Tak beberapa lama kemudian,... sebuah bajaj lewat melintas di depan Lia. Segera Lia menyetop bajaj tersebut.
Kepada sopir bajaj, Lia minta tolong untuk diantar ke alamat Iteung seperti yang tertulis pada kertas.
Setelah sepakat dengan ongkos kesana, akhirnya Lia pun diantar oleh sopir bajaj tersebut ke alamat rumah Iteung.
Perjalanan ke rumah Iteung cukup memakan waktu yang lumayan lama karena ternyata tempat itu lumayan jauh.
Setelah cukup lama, Dahlia akhirnya sampai di rumah tempat Iteung bekerja.
Setelah membayar ongkos bajaj, Dahlia bergegas masuk ke sebuah rumah makan.
"Lia...!" seru seseorang dari dalam rumah makan. Dia adalah Iteung, teman Lia yang sudah lama bekerja di sini.
Lia tersenyum senang melihat sahabat nya itu. Iteung langsung memeluk tubuh Lia dan dia terlihat sangat senang.
"Mana baju kamu?" tanya Iteung ketika dia melihat Lia tidak membawa apapun.
"Aku tidak membawa apapun, teung. Hanya selembar baju di badan ku ini saja," ujar Lia.
"Astaga,....ahh, sudahlah. Nanti saja di bahas. Yang penting sekarang kamu sudah sampai di sini dengan selamat. Ayo, kita ketemu Pak Karso dulu," ucap Iteung. Tadinya Iteung syok mendengar Lia tak membawa bekal pakaian meskipun selembar. Tapi kemudian dia mengabaikan hal itu karena harus membawa Lia bertemu dengan bosnya yaitu Pak Karso.

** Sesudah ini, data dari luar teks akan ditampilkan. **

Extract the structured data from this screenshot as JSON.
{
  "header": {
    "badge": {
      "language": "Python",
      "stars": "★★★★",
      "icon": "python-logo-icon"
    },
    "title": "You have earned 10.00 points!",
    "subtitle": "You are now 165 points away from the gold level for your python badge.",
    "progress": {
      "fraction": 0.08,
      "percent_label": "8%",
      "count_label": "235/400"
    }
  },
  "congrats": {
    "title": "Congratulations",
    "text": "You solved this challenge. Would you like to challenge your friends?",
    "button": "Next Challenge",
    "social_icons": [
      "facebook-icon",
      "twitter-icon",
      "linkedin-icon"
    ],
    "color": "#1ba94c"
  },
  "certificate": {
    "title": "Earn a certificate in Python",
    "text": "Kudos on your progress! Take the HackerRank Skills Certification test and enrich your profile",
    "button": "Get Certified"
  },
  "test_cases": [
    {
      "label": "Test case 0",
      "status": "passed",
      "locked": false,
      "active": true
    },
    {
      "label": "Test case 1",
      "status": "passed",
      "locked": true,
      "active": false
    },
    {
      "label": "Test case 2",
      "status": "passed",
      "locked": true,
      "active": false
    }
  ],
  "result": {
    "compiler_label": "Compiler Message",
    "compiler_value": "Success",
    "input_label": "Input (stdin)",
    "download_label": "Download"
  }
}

Iteung membawa Lia untuk menemui pemilik rumah makan tempat dia bekerja yaitu Pak Karso di ruang kerjanya.
Tok...tok....tok ...
"Masuk,..." terdengar suara sahutan dari dalam.
Iteung membuka pintu dan masuk dengan sopan bersama Lia yang mengikuti dari belakang.
"Permisi, Pak. Saya membawa teman saya yang mau bekerja di sini." ujar Iteung memperkenalkan Lia pada bos nya.
Pak Karso yang sedang asyik membaca koran menghentikan kegiatan nya dan menatap Lia sejenak. Ada keterkejutan sejenak di wajah lelaki itu namun cepat dia sembunyikan ketika lelaki itu menatap wajah Lia.
"Pak,...pak Karso,..." panggil Iteung menyadarkan Pak Karso yang sempat melamun ketika melihat Lia.
Dahlia pun juga tanpa sadar menatap balik Pak Karso.
"Ehh,...iya Iteung," jawab Pak Karso yang sedikit terlonjak karena kaget mendengar panggilan Iteung.
"Dari tadi bapak liatin temen saya," ucap Iteung menegur bosnya itu secara halus.
"Aduh,... maaf. Tadi bapak liatin kamu karena kamu mirip keponakan bapak di kampung. Tadinya bapak pikir kamu itu keponakan bapak yang mau kerja di sini." ucap Pak Karso sambil tersenyum menatap Iteung dan Lia.
"Silahkan duduk, ...ada apa ya,..nak Iteung?" tanya pak Karso lagi.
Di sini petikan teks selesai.